Denise Dresser
Ah, la libertad de expresión. Tan defendida, tan ensalzada, tan enarbolada en estos tiempos. Cuántas cruzadas se llevan a cabo en su nombre, como la que acaba de emprender un grupo de intelectuales destacados al ampararse ante la reforma electoral. Y ante todas las instancias en las que se ve amenazada, habrá que defender la circulación competitiva de las ideas en un foro abierto. Pero precisamente por ello ha llegado el momento de pedirle a los apóstoles de la libertad -tanto en el mundo intelectual como empresarial- que sean consistentes. Que defiendan la libertad de expresión no de manera selectiva, sino siempre y aunque afecte sus intereses. Que reconozcan los principales obstáculos que hoy la limitan en México y se encuentran fuera de la nueva ley electoral.
No tengo planes para participar en una mesa de análisis en Televisión Azteca pero estaría en contra de que alguien me lo prohibiera. Y eso es lo que ocurrió hace algunos años cuando fui invitada al programa Entre Tres, conducido por Federico Reyes Heroles, Leo Zuckerman y Jesús Silva-Herzog Márquez, personas de las cuales en ocasiones discrepo pero cuyas opiniones respeto. Era una buena oportunidad para la difusión de las ideas y el debate entre ellas; era una instancia para demostrar el pleno ejercicio de la libertad de expresión. Pero pocas horas después de recibir la invitación fui desinvitada ya que, según me explicó una productora, a Ricardo Salinas Pliego no le gustaban mis artículos sobre él.
Y quizás el señor Salinas Pliego tenía razón para enfadarse dado que yo había escrito varios textos críticos sobre la compra de TV Azteca con financiamiento de Raúl Salinas de Gortari; sobre la toma ilegal de las instalaciones en el Cerro del Chiquihuite; sobre la investigación que las autoridades regulatorias estadounidenses estaban llevando a cabo en torno a la transacción Codisco-Unefon, cuando el señor Salinas Pliego fue acusado de violar los derechos de sus accionistas minoritarios; sobre la forma en la cual estaba amenazando a los legisladores y denostando en las pantallas de su televisora a Francisco Gil, en un claro intento por frenar la aprobación de la Ley del Mercado de Valores. Seguramente habrá intelectuales y analistas y empresarios que no estarán de acuerdo con las ideas expresadas en esos artículos.
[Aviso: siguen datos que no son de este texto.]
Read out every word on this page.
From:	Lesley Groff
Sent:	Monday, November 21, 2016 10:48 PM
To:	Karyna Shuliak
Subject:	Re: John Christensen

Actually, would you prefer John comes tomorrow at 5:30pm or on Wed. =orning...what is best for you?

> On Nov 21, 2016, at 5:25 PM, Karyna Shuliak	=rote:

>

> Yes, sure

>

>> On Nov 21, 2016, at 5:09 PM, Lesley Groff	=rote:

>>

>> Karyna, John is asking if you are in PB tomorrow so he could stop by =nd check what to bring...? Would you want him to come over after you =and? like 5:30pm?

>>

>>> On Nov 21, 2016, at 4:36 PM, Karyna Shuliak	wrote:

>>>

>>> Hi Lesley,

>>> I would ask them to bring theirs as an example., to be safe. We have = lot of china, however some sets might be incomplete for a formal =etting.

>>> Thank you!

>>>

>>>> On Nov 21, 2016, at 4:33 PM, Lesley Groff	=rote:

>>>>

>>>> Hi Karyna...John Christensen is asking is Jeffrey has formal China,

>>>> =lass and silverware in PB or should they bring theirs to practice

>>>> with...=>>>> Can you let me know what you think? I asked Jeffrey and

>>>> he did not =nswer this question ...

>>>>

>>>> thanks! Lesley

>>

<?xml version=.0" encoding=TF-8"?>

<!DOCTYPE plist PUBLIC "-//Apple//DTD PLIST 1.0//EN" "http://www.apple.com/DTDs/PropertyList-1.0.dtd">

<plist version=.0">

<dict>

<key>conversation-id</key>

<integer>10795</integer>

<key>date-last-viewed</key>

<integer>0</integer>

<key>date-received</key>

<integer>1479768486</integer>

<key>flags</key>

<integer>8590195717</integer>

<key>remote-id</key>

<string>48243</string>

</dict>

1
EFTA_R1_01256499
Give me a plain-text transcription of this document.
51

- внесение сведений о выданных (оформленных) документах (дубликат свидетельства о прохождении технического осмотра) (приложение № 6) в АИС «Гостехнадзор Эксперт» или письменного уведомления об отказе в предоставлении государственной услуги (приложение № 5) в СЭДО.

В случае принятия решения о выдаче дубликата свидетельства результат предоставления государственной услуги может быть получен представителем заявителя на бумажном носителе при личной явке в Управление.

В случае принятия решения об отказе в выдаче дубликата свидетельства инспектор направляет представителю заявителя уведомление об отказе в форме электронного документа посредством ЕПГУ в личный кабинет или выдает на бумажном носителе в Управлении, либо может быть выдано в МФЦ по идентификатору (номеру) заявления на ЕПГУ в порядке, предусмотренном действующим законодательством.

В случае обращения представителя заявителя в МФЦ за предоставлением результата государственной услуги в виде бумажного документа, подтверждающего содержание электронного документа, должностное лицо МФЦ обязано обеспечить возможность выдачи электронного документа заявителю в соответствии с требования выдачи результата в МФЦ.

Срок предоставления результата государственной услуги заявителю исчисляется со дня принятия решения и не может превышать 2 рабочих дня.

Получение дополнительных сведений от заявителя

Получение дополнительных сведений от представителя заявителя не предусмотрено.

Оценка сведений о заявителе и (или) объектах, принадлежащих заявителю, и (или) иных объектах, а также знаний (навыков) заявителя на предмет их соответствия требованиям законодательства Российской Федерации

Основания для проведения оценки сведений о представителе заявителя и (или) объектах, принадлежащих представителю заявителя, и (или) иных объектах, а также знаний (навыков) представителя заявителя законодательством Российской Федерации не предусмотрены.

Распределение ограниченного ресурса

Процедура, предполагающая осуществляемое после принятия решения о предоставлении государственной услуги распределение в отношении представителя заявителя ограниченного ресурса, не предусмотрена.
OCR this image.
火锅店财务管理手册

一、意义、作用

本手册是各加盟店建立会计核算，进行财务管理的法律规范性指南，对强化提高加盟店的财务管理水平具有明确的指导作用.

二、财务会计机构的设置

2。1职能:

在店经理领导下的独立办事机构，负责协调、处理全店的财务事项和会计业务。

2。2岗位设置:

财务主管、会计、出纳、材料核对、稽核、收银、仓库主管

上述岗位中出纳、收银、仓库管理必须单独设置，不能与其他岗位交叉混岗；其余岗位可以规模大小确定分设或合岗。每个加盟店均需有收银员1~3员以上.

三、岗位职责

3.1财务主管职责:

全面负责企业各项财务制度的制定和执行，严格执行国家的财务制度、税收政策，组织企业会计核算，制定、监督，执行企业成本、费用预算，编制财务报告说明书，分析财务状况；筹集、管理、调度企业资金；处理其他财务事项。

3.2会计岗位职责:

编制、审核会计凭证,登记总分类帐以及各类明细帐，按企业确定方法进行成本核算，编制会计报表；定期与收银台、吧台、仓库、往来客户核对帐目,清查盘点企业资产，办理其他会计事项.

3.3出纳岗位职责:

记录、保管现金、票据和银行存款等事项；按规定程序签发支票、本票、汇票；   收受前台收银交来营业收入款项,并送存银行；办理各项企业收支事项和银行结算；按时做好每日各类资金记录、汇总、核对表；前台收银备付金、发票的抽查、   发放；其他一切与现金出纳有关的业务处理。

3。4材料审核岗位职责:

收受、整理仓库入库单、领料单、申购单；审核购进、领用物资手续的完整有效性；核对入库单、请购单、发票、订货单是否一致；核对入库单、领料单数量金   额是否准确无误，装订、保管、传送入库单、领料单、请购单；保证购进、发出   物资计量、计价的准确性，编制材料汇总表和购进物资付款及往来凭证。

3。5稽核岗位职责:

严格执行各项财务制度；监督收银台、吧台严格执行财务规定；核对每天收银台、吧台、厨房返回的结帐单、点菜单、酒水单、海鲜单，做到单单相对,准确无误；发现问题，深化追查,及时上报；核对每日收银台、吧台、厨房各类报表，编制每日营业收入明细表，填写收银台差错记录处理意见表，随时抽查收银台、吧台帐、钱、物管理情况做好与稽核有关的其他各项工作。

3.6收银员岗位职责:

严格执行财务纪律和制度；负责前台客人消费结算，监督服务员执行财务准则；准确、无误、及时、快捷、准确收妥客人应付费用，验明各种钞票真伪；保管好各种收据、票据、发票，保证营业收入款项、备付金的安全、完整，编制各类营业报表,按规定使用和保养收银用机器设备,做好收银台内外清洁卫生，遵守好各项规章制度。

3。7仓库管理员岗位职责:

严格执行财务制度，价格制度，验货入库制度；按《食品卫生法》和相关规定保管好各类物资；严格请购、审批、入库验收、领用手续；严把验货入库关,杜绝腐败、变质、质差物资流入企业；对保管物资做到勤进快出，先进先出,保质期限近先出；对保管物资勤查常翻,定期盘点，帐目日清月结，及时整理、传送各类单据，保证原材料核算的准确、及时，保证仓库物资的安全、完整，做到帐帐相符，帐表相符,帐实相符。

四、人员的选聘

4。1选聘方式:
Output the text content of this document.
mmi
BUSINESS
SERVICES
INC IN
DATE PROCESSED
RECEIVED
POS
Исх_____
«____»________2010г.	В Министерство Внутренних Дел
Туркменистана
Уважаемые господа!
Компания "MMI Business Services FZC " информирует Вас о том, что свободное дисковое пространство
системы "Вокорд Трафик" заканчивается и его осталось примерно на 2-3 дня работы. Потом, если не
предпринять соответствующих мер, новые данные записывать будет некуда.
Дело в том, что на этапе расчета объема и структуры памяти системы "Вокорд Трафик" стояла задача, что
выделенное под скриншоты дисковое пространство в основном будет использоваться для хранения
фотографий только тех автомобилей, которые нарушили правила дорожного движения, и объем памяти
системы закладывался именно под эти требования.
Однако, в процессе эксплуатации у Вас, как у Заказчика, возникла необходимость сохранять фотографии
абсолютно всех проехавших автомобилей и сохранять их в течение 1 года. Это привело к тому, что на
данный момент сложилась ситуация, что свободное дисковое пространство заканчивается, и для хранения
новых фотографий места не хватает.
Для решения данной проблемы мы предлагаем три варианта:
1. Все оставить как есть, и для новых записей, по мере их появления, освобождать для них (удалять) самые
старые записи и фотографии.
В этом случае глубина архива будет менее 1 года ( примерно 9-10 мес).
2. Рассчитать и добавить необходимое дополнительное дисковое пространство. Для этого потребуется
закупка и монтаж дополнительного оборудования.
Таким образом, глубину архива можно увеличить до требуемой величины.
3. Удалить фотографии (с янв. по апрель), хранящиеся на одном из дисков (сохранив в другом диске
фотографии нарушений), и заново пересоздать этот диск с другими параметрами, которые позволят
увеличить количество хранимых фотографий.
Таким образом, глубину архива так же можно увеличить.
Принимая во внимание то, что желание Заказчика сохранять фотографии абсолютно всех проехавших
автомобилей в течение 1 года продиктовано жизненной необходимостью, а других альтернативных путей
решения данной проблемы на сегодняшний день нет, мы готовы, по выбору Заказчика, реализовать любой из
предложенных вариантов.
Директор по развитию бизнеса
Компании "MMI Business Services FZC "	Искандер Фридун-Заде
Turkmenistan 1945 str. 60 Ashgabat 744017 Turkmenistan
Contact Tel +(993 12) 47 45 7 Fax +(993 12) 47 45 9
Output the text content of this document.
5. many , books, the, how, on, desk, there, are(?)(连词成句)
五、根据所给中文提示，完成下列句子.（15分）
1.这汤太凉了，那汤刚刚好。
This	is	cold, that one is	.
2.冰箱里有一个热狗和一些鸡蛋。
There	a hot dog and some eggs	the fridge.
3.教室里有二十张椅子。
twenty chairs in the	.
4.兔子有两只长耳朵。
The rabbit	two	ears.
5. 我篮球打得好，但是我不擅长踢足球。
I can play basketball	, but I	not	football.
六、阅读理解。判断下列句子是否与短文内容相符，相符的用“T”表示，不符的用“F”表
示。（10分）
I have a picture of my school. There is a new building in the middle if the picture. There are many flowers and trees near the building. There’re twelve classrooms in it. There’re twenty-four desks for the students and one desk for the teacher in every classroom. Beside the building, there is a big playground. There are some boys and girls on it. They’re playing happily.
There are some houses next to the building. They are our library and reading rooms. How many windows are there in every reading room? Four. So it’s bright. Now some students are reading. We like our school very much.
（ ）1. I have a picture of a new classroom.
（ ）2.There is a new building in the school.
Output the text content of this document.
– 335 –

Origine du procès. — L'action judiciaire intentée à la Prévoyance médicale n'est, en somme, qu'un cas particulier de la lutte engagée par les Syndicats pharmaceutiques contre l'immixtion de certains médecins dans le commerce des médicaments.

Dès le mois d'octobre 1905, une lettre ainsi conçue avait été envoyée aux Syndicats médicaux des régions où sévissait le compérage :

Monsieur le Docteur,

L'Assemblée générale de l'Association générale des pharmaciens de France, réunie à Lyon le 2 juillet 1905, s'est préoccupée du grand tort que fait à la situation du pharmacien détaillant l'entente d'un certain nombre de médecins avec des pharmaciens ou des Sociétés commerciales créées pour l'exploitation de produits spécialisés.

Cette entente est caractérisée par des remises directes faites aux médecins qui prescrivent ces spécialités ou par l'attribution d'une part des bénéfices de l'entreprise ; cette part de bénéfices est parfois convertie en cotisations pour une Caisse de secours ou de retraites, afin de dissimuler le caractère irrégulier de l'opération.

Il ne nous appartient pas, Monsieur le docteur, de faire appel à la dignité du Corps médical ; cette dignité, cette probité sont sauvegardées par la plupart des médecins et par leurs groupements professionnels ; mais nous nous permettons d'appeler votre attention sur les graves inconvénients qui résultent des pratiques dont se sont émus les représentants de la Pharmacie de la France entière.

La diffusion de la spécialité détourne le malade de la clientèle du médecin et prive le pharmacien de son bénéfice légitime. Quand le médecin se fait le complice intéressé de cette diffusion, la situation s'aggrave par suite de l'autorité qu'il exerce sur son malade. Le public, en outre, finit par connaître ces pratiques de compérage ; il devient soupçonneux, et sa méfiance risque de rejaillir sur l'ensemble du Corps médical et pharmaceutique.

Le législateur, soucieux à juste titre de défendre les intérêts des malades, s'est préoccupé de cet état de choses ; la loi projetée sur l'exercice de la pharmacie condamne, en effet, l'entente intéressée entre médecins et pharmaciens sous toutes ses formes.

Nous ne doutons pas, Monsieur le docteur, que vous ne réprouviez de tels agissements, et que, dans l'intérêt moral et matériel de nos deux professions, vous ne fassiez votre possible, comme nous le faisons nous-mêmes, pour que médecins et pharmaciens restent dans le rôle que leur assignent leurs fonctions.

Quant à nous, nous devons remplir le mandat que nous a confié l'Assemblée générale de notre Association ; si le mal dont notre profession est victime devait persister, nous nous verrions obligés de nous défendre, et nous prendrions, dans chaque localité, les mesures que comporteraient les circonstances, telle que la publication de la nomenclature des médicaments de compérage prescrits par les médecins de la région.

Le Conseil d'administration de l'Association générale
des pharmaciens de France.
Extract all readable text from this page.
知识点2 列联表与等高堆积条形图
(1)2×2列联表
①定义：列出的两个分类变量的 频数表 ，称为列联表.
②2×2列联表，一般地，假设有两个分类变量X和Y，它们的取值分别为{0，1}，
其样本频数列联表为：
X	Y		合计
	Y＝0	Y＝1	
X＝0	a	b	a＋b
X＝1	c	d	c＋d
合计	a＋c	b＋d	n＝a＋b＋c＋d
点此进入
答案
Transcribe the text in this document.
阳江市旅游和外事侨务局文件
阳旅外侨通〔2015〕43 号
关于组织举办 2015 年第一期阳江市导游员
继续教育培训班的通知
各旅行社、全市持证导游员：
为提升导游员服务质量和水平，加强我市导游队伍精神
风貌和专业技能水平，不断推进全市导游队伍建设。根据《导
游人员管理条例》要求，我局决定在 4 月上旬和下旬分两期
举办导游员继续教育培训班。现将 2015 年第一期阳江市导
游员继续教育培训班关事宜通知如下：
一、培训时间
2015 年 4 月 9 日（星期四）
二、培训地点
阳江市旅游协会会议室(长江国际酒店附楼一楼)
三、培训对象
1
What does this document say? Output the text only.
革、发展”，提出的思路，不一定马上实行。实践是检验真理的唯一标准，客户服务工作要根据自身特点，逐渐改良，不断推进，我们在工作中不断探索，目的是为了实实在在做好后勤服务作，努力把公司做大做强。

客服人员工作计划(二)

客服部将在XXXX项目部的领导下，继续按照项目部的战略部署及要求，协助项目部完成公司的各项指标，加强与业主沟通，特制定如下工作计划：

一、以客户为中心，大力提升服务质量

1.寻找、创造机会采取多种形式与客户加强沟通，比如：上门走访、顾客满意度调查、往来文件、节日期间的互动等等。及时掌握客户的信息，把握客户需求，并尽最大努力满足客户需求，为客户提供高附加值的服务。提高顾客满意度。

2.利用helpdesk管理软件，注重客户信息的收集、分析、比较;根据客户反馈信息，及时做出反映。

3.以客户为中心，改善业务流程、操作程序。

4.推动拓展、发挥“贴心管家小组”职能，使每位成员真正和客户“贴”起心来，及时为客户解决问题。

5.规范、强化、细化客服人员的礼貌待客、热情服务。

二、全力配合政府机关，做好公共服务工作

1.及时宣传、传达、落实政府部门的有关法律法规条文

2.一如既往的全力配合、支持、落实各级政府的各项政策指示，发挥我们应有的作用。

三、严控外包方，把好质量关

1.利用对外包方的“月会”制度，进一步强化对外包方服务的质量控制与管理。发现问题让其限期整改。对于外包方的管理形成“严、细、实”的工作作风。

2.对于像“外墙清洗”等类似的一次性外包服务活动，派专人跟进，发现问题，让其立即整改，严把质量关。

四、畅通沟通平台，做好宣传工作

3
Pensarán que son poco amables, hostiles, duras, provocadoras. Pero me gustaría creer que todos ellos estarían dispuestos a defender mi derecho a expresarlas; que lucharían por proteger aun las ideas que odian.
Pero en mi caso no fue así. Los conductores del programa dijeron que "lo sentían mucho" y el programa siguió, sin que el acto de censura fuera aireado, denunciado, discutido o criticado públicamente. Menciono la anécdota no con el ánimo de confrontar a quienes tomaron la decisión de callar para asegurar la supervivencia de su espacio televisivo, sino porque me gustaría invitarlos a reflexionar sobre lo que este breve testimonio personal revela. Los 18 intelectuales que apoyan el amparo ante la reforma electoral argumentan que lo hacen en nombre del artículo 6o. de la Constitución, ése que habla de que no puede haber ningún tipo de limitación o inquisición a la expresión de las ideas. Pues la censura de la cual fui objeto -y muchos otros analistas y políticos han padecido- evidencia una de las múltiples formas en las cuales aún se coarta la libertad de expresión en este país.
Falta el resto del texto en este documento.